Devoto do desgosto, como lhe pespegam as más línguas, agosto redimiu-se em 2020. Porque todo o ano é uma enfiada de desgraças do início até agora, sem tempo para respiro, quase não se notou que esse mês tradicionalmente desafortunado e infeliz passou sem tanto estardalhaço, numa temporada de quase amenidades.
De sua já conhecida nebulosa de más notícias e chorume a escorrer pelas calçadas país afora, soube-se tão somente do habitual: queimadas, vômitos presidenciais, peripécias do “Anjo”, escaramuças filiais e o que de mais sortido se produz neste governo, como as mortes em cascata e as reiteradas demonstrações de incivilidade e burrice, marcas em alto relevo como as que se imprimem na pelagem do gado para distingui-lo em meio à boiada.

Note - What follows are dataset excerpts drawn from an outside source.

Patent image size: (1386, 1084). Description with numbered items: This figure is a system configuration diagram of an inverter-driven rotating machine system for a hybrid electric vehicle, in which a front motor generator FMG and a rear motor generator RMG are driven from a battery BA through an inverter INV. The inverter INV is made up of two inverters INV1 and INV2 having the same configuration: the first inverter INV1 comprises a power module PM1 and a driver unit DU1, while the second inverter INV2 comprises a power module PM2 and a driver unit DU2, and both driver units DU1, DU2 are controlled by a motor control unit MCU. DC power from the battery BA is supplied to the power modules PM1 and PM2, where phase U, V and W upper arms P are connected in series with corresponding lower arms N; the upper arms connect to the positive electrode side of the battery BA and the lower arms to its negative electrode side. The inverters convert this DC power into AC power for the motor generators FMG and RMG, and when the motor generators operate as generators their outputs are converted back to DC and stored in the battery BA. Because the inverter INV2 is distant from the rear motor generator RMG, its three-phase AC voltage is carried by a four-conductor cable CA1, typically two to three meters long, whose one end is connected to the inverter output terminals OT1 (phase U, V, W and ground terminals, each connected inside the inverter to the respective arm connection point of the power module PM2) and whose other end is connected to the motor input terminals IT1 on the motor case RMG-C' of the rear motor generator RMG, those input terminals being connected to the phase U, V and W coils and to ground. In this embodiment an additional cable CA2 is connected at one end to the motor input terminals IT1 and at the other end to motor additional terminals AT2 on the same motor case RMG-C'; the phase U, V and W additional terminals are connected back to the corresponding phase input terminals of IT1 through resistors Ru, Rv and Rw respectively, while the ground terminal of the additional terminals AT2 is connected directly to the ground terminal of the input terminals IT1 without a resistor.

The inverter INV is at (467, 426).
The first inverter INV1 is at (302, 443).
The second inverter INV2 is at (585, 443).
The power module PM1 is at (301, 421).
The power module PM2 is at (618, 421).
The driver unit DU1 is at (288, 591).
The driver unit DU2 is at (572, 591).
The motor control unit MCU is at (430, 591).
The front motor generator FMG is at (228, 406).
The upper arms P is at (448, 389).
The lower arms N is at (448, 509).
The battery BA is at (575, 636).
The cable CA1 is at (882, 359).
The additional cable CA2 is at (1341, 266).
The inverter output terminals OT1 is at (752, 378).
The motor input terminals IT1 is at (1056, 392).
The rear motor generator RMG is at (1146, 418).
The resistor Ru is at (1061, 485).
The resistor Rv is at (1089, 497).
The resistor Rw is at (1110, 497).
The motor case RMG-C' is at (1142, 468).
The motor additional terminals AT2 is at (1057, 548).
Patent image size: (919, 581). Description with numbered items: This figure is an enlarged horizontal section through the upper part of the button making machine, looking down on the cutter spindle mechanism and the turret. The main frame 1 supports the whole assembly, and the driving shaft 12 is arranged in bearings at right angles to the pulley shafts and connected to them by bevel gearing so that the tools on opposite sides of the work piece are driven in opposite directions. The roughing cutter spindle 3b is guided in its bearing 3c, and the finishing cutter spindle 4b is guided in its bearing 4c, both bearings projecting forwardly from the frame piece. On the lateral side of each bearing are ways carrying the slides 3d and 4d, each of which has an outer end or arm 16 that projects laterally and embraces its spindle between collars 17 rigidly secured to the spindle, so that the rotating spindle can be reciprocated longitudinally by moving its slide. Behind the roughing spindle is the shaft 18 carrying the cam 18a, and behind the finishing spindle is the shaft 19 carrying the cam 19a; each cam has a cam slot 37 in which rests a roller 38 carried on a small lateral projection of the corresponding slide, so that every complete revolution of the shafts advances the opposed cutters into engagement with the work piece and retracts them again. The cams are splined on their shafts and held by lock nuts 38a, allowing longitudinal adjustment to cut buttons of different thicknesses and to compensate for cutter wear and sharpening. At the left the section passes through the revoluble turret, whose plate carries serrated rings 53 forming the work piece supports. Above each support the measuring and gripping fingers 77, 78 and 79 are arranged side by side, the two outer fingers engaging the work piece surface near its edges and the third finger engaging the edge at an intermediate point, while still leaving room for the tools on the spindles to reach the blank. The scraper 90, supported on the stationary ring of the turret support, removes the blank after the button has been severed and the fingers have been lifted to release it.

Feito isso, porém, agosto dirigiu-se à porta de saída, atravessou o Rubicão e cá está a despedir-se, muito distante da fama que o consagrou como quadra cuja especialidade era o infortúnio. Deixa o tablado a bem dizer envergonhado.
Como o atleta de alto rendimento de quem se esperava grande atuação mas cuja performance frustrou a todos (não sejam maldosos ao pensar num certo jogador brasileiro com um certo corte de cabelo), minguou, mineiramente, certo de que, nessa sucessão pesarosa que tem sido o ano, não haveria de impor nada de mui relevante.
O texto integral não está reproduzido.